Una spinta efficace è venuta pure dalla “guerra delle spie”, dopo l’esecuzione al veleno della spia Sergej Skripal e la reciproca espulsione dei diplomatici tra Russia e Gran Bretagna. L’episodio, un classico della Guerra fredda, ha esaltato proprio la groza, la capacità di Putin di rispedire al mittente le aggressioni e punire i traditori, come faceva lo zar Ivan e il generalissimo Stalin, sul cui profilo si sta sempre più conformando l’attuale leader. La popolarità di Putin, infatti, va di pari passo con la riabilitazione del dittatore georgiano, a cui buona parte della popolazione giustifica perfino le vittime dei lager: figuriamoci l’eliminazione delle spie fuggite in Gran Bretagna.

Il contributo della Chiesa ortodossa e di Kirill

Nonostante tutte queste favorevoli congiunture, la campagna presidenziale ha visto un grande impegno dell’amministrazione statale, e della Chiesa Ortodossa, per convincere i russi ad andare a votare, raggiungendo un’affluenza del 67% e superando il 65% del 2012; una diminuzione avrebbe lasciato l’amaro in bocca alla trionfale affermazione del leader ventennale. C’è chi avanza qualche dubbio sull’attendibilità di questo dato, considerando la grande differenza nelle percentuali di votanti ai seggi sprovvisti di osservatori (quasi l’80% di media) e quelli invece presidiati (vicini al 50% di media), ma anche questo è un dato ricorrente alle elezioni russe.
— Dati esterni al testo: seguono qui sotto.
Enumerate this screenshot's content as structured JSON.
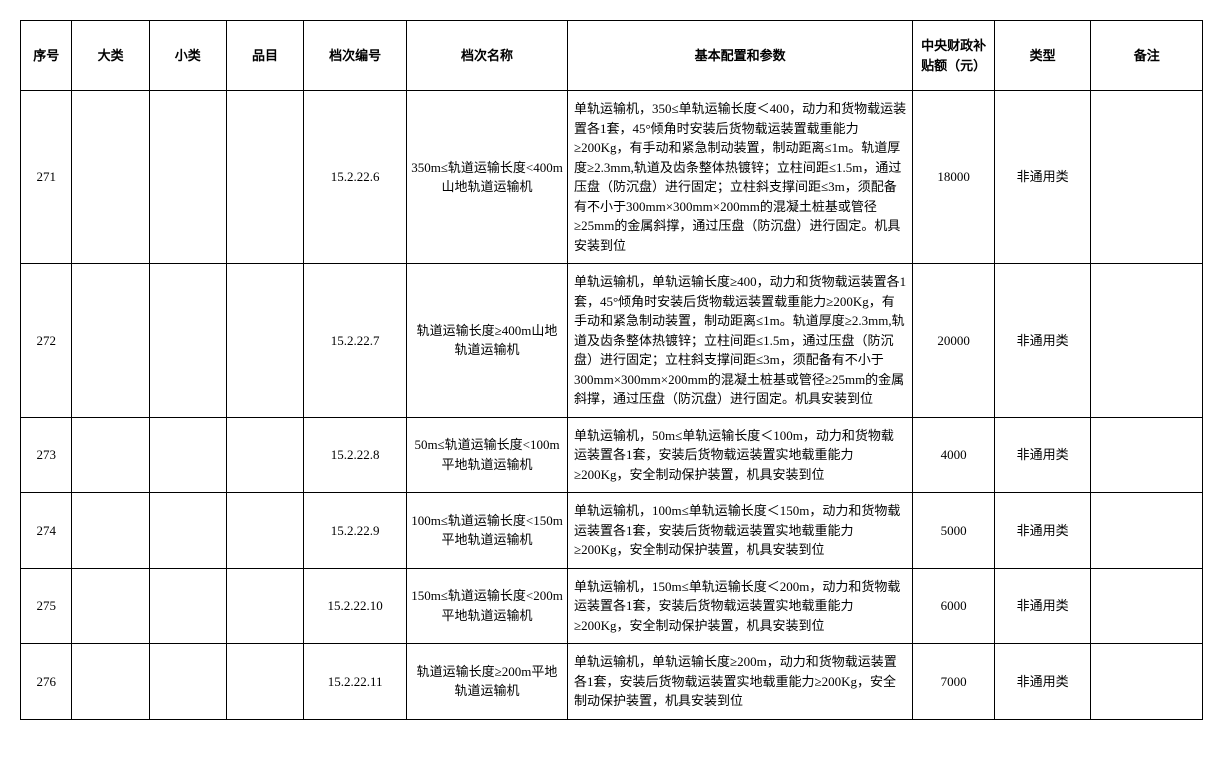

Gli elettori hanno infine mostrato di non gradire la sostituzione dello storico segretario del Partito comunista con un imprenditore agricolo proveniente dal partito di Putin; i comunisti sono sostenuti in generale dalla parte più anziana e conservatrice della popolazione. Anche i liberali hanno dato una mano al trionfo putiniano, litigando in continuazione tra di loro: negli ultimi giorni la polemica più deleteria si è svolta tra la Sobčak e il “non-candidato” Aleksej Naval’nyj, leader dell’opposizione di piazza che invitava a non andare a votare. La totale incapacità degli avversari di Putin a mobilitare i russi fa quasi pensare a una regia del Cremlino, che a ogni elezione si mostra in grado di creare uno scenario di “competizione democratica” per quella che, in realtà, assomiglia sempre più alla consacrazione dello zar. Il patriarca di Mosca Kirill (Gundjaev) ha subito elargito la sua benedizione, riassumendo i motivi del trionfo: “La vostra convincente vittoria alle elezioni, nelle condizioni di una procedura elettorale aperta e onesta, con un’alta partecipazione degli elettori, testimonia della volontà dei russi di unirsi intorno a Voi, di tutti coloro che appartengono a diverse nazionalità, religioni e confessioni, a diversi gruppi sociali e fasce d’età, e perfino di coloro che hanno diverse idee politiche”. Putin IV, è ormai zar di tutte le Russie.